Magnetic ionic liquids in analytical chemistry: A review

Highlights

• Review of magnetic ionic liquid applications in analytical chemistry.

• MILs can be designed for extractions, chromatography, and chemical sensing.

• Relationships between MIL structure and physicochemical properties examined.

• Advantages of MILs in magnet-based technologies are discussed.

Abstract

Magnetic ionic liquids (MILs) have recently generated a cascade of innovative applications in numerous areas of analytical chemistry. By incorporating a paramagnetic component within the cation or anion, MILs exhibit a strong response toward external magnetic fields. Careful design of the MIL structure has yielded magnetoactive compounds with unique physicochemical properties including high magnetic moments, enhanced hydrophobicity, and the ability to solvate a broad range of molecules. The structural tunability and paramagnetic properties of MILs have enabled magnet-based technologies that can easily be added to the analytical method workflow, complement needed extraction requirements, or target specific analytes. This review highlights the application of MILs in analytical chemistry and examines the important structural features of MILs that largely influence their physicochemical and magnetic properties.

Introduction

Following their discovery over a century ago, ionic liquids (ILs) have contributed to significant advances in the chemical sciences. ILs are a class of molten salts exhibiting melting points at or below 100 °C. Commonly composed of organic cations and organic/inorganic anions, ILs possess a number of advantageous physicochemical properties including negligible vapor pressure at ambient temperatures, high thermal stability, wide electrochemical window, and tunable solvation properties [1]. Owing to readily interchangeable and customizable cations and anions, an estimated 10¹⁸ possible combinations of ILs can be generated [2]. Although initially applied largely in electrochemistry [3], catalysis [4], and organic synthesis [5], rational design of the chemical structure of ILs has fueled their rapid expansion in the field of analytical chemistry [6], [7].

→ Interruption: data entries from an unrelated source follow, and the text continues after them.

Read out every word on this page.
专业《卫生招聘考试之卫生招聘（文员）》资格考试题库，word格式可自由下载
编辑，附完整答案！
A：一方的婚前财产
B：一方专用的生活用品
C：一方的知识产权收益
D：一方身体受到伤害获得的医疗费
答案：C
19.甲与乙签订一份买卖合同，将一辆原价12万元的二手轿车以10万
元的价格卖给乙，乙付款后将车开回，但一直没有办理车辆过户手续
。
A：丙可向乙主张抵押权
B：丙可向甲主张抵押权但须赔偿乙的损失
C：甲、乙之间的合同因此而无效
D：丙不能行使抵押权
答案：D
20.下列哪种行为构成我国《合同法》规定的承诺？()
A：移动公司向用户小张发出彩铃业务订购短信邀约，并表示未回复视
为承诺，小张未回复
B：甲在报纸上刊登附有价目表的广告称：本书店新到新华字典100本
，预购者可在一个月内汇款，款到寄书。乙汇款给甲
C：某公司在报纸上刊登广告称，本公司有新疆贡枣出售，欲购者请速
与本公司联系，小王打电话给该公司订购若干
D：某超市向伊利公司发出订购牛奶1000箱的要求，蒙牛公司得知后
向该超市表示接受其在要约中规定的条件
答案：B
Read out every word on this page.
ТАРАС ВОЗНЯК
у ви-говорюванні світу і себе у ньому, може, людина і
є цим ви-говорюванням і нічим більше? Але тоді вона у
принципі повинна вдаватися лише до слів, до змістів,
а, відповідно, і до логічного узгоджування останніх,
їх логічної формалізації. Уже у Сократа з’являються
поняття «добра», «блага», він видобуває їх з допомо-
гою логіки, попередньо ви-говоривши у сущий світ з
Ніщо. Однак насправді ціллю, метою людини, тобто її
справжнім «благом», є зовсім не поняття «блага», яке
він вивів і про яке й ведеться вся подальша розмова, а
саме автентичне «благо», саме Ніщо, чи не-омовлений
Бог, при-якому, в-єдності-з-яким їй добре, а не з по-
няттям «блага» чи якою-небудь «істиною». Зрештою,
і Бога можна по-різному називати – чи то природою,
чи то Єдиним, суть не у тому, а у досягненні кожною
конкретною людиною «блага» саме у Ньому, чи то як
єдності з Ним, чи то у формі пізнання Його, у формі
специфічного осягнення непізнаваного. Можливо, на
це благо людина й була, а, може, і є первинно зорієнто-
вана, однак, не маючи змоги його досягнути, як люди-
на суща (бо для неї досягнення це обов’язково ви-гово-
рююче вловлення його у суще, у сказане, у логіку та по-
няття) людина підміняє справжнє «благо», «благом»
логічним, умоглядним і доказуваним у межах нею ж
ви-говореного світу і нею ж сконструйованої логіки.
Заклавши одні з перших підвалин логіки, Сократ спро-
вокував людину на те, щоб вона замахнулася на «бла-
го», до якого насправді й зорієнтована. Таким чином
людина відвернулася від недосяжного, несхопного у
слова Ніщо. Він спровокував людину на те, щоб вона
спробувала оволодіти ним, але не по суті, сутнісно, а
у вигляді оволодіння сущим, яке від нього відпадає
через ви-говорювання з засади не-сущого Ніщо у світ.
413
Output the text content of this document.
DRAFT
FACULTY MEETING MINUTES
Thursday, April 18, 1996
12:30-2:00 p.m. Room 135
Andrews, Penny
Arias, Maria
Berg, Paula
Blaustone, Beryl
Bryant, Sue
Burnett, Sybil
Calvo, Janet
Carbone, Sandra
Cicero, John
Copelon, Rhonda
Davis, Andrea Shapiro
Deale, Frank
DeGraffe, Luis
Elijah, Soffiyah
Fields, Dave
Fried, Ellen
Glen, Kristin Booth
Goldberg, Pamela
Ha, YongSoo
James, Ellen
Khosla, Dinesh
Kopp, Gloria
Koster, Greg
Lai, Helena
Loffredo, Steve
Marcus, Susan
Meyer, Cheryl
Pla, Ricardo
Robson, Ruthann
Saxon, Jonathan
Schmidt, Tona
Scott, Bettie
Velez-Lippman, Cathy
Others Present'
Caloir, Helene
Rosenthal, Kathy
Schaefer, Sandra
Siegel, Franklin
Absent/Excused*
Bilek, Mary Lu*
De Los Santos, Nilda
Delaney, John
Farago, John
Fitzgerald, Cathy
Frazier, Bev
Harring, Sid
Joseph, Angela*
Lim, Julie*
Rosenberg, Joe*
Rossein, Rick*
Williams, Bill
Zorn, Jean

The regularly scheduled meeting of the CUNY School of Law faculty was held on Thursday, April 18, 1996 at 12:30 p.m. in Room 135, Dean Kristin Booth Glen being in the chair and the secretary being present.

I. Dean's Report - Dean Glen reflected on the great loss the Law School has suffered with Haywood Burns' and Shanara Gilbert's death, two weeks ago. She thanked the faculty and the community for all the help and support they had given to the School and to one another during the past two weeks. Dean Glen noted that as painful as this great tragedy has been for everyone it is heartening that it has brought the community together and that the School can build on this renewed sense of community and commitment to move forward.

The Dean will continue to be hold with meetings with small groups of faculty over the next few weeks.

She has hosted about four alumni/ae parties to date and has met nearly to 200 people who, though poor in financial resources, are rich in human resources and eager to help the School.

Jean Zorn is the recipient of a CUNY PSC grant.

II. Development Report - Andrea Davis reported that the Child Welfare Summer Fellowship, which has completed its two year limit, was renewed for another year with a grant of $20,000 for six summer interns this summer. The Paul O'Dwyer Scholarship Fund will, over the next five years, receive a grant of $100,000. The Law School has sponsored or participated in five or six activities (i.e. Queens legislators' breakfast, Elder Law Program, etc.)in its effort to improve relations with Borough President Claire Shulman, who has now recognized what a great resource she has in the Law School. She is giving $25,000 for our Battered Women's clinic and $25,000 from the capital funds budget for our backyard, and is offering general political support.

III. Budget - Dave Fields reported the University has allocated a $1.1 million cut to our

Recently, a new subclass of ILs known as magnetic ionic liquids (MILs) has been the subject of intensified interest in numerous analytical applications. These magnetic solvents are produced by the incorporation of a paramagnetic component in either the cation or anion of the IL structure [8], [9], [10]. Often comprised of transition metal or lanthanide metal ions, MILs possess similar physicochemical properties to conventional ILs while also exhibiting a strong response to external magnetic fields. Although the compound had been previously reported [11], the paramagnetic behavior of the 1-butyl-3-methylimidazolium tetrachloroferrate(III) ([BMIM⁺][FeCl₄⁻]) MIL was first demonstrated by Hayashi et al. using superconducting quantum interference device (SQUID) magnetometry [8]. This discovery was significant because it had been previously assumed that metal-based ILs lacked the long-range interactions responsible for paramagnetic phenomena [12]. Subsequently, MILs based on other transition metals including manganese [13] and cobalt [14] were prepared and similarly shown to be paramagnetic liquids. Rare earth metals including neodymium [15], gadolinium [13], and dysprosium [16] were also incorporated into MILs resulting in luminescent materials with considerably higher magnetic moments.

Although early research in MILs was oriented toward synthesis and fundamental studies, the paramagnetic properties and structural tunability of MILs have been an inspiration for new magnet-based technologies. Unlike ferrofluids that require suspended magnetic particles to convey magnetic properties to the bulk material, MILs are transparent and exist as neat magnetic solvents [13], as thoroughly discussed in a recent review of MILs [17]. MILs also exhibit low volatility, circumventing the need for flammable dispersants or stabilizing organic solvents that are often employed in ferrofluids to prevent particle agglomeration [18]. By modifying the chemical structure of the cation or anion, MILs can be designed to possess physicochemical properties that are desirable for specific applications. For example, functionalizing MILs with long aliphatic groups to impart hydrophobic character enables their use in aqueous extraction systems. This Review will focus on the physicochemical and magnetic properties of MILs that influence their performance in analytical applications, as well as provide an overview of the applications of MILs in analytical chemistry.